Actualisé 24.03.2016 à 06:29

BerneFaire payer les parents pour éviter l'aide sociale

Un élu veut mettre sur pied d'égalité jeunes en formation et indigents. Les proches seraient mis à contribution.

de
David Maccabez

«Aujourd'hui, les services sociaux garantissent le minimum vital à des jeunes dont les parents devraient subvenir à l'entretien s'ils entamaient une formation. Il faut rendre l'aide sociale moins attractive pour ces jeunes», s'émeut le conseiller national Laurent Wehrli (PLR/VD). Dans une motion, il demande de revoir le Code civil, afin que tous les parents assurent l'entretien de leur enfant entre 18 et 25 ans, même s'il n'a pas de projet professionnel. Actuellement, seuls ceux disposant d'un revenu au-dessus de la moyenne (120'000 fr. par an pour les personnes seules, 180'000 pour les couples) sont tenus de le faire.

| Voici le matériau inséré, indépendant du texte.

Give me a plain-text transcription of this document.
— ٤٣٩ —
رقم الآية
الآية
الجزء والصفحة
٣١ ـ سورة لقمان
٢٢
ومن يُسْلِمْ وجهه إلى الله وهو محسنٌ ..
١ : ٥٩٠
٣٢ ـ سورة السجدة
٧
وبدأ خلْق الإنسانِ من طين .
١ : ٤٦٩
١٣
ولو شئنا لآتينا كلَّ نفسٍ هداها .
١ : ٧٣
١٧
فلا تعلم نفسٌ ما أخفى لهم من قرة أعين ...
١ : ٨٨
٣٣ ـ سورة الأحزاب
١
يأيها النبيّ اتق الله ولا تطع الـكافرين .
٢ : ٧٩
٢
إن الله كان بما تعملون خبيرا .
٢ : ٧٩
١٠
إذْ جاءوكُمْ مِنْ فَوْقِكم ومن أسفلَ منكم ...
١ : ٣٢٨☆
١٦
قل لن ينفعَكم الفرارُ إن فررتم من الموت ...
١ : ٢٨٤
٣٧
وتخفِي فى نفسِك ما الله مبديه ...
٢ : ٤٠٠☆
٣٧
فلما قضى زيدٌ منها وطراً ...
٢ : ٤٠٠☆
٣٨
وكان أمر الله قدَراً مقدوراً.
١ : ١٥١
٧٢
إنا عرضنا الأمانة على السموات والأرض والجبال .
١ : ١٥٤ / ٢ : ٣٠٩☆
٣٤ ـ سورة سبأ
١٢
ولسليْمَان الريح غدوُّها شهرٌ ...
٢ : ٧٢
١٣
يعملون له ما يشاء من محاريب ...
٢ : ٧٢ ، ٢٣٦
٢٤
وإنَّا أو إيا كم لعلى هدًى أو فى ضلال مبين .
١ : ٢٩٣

Même à gauche, on estime que cette proposition va dans la bonne direction: «La législation date d'une époque où plus de trois quarts des jeunes de 20 ans étaient lancés dans la vie professionnelle, note Jean-François Steiert (PS/FR). Si on voulait aller au bout de la logique, il faudrait assurer une couverture subsidiaire, comme pour les pensions alimentaires. Si les parents refusent de payer, l'Etat avance l'argent et peut se retourner contre eux.» Le Canton de Vaud réfléchit à une modification de loi allant dans ce sens. «Nous voulons transformer l'aide sociale en tremplin pour l'insertion professionnelle, et aider les jeunes via les bourses d'études. Les parents sont alors tenus de participer», explique le conseiller d'Etat Pierre-Yves Maillard. Une aide sociale réduite sera accordée à ceux qui refusent cette orientation.

Eviter la dépendance

Depuis janvier 2016, les prestations pour jeunes adultes ont été revues à la baisse. Leur forfait mensuel d'entretien est passé de 986 à 789 fr. «Il ne faut pas que l'aide sociale devienne un oreiller de paresse pour eux», déclarait en septembre le conseiller d'Etat genevois Mauro Poggia, défendant la décision des directeurs cantonaux des Affaires sociales. D'autres coupes sont attendues cette année, comme la redéfinition du montant maximal du loyer pris en charge.